December 6, 2016 Justin Mayfield

Dentist provides confidence, new smiles to homeless veterans

LOUISVILLE, Ky. – A local resident and dental professional is dedicating her time, abilities and resources with the Chestnut Street YMCA Transitional Housing program to help spring board veterans out of homelessness and into working citizens.

Dr. Sarah Foard-Johnson, a prosthodontist, who has numerous veterans in her family, was contacted by the local YMCA when homeless veterans needed dental care.

Military veterans face challenges daily, including homelessness, lack of job training and limited access to proper dental care, which can lead to self-esteem issues, social anxiety and depression.

Many VA hospitals or clinics may not have sufficient dental services or any at all. People like Johnson who have identified a need that is not being met, are stepping up and doing what is needed for the veterans.

“Originally my goals were to help these veterans get treated and I was beyond appalled that they were not getting any treatment,” explained Johnson.

People are seeing a difference in the veterans of the Chestnut YMCA Transition Housing program. Leah Mullaney, a social worker at the YMCA who initially contacted Johnson, has seen firsthand what this type of service can provide a veteran.

Of the four veterans helped to date, three of them have jobs and one has his own apartment. Mullaney attributes these changes to the selfless dedication Johnson provides when helping these veterans with their dental hygiene and care.

“Because of Sarah’s generosity and caring heart, she has positively changed the lives of four people who will never be able to fully express how thankful they are that she came into their lives,” said Mullaney.

Veterans like John Fegenbush and Bryant Wheeler have seen drastic changes in their lives since getting dental work by Johnson.

“Since receiving the dental work I feel more comfortable around others. Dr. Johnson has really given me back my confidence and self-esteem.,” said Fegenbush. “I really appreciate Dr. Johnson, the person. She treated me like a real person or rather that I was as good as anyone else She spoke to me like she had known me all of her life.”
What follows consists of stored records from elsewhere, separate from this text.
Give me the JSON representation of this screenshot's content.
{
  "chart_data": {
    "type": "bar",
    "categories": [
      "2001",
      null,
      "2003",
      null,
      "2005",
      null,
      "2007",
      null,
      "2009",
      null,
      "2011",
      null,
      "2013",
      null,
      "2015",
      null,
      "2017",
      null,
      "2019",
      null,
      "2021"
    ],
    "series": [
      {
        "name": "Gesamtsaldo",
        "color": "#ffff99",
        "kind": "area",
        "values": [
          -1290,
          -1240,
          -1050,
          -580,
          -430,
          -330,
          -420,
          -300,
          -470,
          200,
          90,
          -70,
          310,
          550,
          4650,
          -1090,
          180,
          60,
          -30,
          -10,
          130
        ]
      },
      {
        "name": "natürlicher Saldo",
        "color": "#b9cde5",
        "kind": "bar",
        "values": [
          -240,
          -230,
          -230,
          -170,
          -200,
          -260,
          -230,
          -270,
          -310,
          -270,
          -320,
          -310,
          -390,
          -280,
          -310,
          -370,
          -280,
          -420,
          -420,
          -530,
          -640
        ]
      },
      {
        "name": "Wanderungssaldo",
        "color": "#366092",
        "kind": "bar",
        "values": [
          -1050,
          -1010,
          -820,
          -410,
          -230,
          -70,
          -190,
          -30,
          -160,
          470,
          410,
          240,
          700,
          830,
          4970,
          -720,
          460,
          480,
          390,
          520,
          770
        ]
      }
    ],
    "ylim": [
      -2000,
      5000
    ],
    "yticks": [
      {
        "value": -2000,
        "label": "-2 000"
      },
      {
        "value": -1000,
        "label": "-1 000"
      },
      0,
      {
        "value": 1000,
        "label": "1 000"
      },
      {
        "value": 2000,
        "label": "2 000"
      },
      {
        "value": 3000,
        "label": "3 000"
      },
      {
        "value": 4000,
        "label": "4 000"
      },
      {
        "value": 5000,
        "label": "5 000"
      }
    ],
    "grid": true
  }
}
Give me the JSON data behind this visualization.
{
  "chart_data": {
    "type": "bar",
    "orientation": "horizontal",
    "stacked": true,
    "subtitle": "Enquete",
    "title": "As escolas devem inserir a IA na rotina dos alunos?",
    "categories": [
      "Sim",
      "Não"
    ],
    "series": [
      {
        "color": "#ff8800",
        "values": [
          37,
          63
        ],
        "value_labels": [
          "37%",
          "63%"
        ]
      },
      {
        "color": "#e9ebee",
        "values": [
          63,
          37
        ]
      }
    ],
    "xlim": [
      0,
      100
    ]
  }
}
According to Bryant Wheeler, he states that Dr. Johnson is a godsend. People, his family, grandchildren future employers all viewed him differently without teeth.  He also had major health issues because he could not chew food and it was severely affecting his health. Everyday he wakes up he is thankful for the care Dr. Johnson provided for him.

Unlike Fegenbush, many veterans aren’t able to get into a dentist’s office or even to a VA clinic. They aren’t the only ones seeing a challenge in this battle. Johnson reached out to the VA with no seal_of_the_united_states_department_of_veterans_affairs_1989-2012-svgavail and began feeling concerned she couldn’t reach people she knew inside the VA.
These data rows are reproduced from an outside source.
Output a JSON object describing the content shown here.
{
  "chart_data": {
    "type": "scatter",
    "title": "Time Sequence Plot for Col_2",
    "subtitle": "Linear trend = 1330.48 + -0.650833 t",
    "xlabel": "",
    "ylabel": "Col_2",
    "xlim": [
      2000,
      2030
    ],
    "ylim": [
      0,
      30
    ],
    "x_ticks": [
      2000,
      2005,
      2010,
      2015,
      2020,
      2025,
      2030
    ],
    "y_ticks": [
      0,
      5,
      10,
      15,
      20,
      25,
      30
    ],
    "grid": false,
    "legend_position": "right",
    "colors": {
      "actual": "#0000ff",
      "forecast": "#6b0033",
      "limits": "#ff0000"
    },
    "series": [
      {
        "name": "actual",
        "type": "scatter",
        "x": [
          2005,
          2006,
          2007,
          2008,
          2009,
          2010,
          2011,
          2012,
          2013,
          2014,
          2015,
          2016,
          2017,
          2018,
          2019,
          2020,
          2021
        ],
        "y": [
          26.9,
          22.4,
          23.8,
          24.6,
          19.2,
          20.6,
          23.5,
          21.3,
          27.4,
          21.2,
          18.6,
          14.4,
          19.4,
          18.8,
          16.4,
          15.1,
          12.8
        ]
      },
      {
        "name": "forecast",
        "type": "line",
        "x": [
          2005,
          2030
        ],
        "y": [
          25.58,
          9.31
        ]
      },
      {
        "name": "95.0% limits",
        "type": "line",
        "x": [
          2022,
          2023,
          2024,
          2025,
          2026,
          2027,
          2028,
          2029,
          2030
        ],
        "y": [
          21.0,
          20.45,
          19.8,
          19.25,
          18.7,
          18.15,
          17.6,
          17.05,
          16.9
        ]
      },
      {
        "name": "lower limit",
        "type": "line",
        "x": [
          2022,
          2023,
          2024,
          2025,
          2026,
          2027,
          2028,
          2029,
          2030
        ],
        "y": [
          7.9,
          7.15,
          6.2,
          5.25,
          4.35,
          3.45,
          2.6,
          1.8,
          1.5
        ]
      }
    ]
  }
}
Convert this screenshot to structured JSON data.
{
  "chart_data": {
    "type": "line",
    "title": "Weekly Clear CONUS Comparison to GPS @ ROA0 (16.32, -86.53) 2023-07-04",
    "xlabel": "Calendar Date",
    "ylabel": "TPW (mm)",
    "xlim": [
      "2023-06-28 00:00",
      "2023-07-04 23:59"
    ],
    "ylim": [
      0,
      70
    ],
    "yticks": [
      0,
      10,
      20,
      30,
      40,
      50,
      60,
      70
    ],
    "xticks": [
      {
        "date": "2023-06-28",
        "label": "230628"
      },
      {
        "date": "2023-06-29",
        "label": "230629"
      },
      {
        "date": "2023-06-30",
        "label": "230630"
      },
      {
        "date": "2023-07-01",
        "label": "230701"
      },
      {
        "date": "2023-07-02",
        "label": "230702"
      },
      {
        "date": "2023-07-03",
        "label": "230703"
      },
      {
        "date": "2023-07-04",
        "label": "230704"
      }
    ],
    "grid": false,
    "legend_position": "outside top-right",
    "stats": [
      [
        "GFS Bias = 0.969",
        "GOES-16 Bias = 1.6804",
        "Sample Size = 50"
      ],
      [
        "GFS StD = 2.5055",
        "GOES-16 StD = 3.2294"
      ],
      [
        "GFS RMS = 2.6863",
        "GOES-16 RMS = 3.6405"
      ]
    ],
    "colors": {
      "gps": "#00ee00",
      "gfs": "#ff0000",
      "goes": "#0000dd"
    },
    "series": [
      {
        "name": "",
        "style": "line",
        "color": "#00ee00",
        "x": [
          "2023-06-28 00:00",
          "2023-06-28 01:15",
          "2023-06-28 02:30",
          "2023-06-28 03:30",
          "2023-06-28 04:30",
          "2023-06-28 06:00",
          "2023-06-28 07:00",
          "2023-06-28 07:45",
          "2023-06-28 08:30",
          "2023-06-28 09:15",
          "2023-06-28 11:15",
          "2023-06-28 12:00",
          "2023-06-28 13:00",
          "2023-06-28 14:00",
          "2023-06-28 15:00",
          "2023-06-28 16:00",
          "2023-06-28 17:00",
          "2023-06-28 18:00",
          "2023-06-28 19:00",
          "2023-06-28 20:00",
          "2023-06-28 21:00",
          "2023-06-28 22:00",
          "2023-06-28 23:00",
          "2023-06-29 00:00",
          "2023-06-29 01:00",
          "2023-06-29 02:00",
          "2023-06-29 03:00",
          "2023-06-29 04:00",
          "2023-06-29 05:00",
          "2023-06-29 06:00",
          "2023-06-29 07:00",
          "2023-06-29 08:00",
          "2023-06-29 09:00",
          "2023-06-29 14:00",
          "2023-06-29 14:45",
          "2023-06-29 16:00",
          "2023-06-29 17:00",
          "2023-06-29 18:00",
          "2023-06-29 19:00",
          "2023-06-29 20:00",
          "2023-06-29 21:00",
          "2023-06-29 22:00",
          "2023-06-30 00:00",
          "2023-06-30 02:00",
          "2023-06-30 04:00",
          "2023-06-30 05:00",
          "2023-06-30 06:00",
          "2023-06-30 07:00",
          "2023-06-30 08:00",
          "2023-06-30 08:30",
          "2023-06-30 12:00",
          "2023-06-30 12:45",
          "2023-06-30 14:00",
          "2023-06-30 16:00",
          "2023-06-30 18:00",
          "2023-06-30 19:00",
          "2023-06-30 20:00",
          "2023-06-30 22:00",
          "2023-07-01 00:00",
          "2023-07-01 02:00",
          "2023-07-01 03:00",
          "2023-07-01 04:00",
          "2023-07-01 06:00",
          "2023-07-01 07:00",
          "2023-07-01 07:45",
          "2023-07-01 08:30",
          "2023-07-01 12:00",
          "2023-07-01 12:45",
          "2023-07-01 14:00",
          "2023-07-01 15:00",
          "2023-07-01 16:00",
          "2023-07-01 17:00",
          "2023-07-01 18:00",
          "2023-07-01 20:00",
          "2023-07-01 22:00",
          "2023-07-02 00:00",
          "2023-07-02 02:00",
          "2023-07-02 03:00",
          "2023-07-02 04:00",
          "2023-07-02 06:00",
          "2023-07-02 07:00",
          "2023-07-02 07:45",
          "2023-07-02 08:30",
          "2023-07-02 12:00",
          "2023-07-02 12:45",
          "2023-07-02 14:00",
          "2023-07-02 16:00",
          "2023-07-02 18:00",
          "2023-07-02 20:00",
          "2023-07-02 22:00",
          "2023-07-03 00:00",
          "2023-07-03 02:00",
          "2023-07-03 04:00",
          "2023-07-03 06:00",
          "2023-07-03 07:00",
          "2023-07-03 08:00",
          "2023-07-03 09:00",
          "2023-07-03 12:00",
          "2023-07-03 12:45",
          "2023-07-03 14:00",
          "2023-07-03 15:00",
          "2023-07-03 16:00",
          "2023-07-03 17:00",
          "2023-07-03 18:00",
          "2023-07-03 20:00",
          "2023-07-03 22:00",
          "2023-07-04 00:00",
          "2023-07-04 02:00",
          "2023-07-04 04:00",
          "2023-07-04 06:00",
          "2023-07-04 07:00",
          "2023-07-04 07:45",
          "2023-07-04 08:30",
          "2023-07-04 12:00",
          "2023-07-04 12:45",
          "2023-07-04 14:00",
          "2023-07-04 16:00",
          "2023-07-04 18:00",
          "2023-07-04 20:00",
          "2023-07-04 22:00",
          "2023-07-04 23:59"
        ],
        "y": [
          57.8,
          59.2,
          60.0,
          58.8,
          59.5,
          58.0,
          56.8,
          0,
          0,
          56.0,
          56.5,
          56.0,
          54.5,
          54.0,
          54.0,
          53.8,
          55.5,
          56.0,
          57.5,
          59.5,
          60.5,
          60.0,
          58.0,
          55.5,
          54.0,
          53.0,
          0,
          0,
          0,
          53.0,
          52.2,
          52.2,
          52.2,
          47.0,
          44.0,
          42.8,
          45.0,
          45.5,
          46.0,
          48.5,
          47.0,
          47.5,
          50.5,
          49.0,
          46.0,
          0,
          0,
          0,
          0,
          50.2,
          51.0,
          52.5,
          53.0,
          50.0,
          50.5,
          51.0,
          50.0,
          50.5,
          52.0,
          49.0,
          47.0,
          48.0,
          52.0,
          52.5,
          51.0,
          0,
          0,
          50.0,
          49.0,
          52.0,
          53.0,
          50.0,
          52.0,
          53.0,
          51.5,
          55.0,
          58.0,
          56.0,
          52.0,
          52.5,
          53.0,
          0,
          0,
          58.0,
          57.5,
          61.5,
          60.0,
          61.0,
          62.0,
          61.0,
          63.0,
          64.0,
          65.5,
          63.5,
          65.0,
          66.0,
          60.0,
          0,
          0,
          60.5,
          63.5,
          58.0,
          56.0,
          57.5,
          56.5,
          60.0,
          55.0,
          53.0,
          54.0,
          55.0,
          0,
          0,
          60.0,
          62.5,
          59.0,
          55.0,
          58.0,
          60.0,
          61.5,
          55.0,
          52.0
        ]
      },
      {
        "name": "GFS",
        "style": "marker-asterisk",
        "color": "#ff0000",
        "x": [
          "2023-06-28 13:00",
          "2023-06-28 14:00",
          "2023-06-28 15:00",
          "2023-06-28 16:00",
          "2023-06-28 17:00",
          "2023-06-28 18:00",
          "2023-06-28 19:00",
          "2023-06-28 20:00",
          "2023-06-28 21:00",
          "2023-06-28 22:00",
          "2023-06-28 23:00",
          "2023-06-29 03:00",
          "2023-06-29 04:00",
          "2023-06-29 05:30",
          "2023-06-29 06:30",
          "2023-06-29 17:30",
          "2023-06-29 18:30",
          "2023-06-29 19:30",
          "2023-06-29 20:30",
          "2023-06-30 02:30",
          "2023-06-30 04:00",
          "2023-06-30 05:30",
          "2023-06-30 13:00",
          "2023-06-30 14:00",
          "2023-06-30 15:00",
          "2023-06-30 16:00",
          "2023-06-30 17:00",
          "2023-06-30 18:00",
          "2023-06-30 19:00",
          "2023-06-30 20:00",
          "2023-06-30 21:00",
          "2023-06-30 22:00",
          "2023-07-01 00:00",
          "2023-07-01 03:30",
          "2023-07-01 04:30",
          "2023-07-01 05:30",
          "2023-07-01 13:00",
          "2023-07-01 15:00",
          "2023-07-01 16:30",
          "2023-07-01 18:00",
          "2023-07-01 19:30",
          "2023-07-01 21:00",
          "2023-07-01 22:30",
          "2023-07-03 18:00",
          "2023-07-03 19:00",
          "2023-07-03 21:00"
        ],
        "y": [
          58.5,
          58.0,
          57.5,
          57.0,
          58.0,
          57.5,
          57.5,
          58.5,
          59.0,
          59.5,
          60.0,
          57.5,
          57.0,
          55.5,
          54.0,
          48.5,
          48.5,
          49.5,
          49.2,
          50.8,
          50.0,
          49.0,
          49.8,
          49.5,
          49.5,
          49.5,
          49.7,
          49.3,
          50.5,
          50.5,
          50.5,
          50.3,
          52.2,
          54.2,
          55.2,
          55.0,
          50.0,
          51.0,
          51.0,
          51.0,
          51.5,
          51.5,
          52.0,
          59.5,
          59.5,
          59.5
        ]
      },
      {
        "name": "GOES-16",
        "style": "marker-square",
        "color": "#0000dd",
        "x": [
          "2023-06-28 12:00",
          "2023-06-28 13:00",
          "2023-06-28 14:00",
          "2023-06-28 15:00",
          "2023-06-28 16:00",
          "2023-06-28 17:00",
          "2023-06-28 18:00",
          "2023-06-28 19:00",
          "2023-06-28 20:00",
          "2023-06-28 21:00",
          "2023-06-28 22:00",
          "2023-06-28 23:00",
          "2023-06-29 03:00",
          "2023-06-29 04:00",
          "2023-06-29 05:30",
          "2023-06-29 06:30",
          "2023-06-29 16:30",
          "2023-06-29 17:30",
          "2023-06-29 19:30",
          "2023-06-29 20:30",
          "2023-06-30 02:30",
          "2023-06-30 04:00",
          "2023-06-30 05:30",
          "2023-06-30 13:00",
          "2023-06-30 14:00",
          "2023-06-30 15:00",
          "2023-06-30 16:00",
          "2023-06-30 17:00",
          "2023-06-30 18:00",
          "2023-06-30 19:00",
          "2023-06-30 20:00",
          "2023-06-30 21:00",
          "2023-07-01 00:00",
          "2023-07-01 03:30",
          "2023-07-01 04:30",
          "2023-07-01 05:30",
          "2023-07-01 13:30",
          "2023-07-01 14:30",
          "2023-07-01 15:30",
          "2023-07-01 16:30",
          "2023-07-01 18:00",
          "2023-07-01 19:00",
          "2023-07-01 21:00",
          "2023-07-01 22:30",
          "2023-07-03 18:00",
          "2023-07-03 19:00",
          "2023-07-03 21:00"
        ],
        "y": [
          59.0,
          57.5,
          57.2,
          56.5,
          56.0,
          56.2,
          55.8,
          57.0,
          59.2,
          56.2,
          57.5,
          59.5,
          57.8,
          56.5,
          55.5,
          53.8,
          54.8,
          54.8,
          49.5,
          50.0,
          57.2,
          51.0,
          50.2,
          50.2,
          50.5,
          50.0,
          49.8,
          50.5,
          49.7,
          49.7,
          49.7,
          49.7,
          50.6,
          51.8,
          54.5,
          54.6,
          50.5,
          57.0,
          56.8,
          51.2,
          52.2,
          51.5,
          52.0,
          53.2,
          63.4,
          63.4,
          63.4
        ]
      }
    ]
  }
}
“I tried to get in touch with my contacts at the VA, because I have prosthodontist friends who work there, but I got nowhere as well,” said Johnson. “I was additionally concerned that the VA would approve extracting someone’s teeth, then send them on their way and say they are on their own.”

People like Jerry Gaulbert, who spent over 17 years working in the dental laboratory for the VA, identifies some of the biggest challenges veterans face regarding dental work.

“The bureaucratic red tape of the VA presents a tough challenge to many veterans seeking access to proper dental care. The VA will sometimes remove problem teeth, however they generally will not provide prosthetic replacements unless the problem is a direct result from service,” said Jerry Gaulbert, a certified dental technician with over 40 years of experience in the field. “The loss of teeth can be debilitating, however it is not classified as a disability by the VA, which prevents veterans from receiving the care they desperately need.”

This isn’t a one-time thing for Johnson. She is working towards creating a foundation to continue the treatment of veterans and all those in need. As a professional who provides rehabilitative dentistry, she understands how to approach and provide dental care for those in need. Johnson is looking for other clinicians, donors and all other volunteers who can help grow this outreach.

“These projects have grown into more than I had originally planned, but I now see there definitely is a need for so much more help.  It has brought tears to my eyes to see the gratitude and difference I have made in all of their lives, I am happy to be able to make their lives better,” said Johnson.

According to the National Coalition for Homeless Veterans, the U.S. Department of Housing and Urban Development says nearly 40,000 veterans are homeless on any given night, they also identify there are approximately 1.4 million veterans who are considered at risk of homelessness. Additionally, for veterans to receive full dental benefits, the veteran must be 100 percent disabled or have developed a dental condition during their service.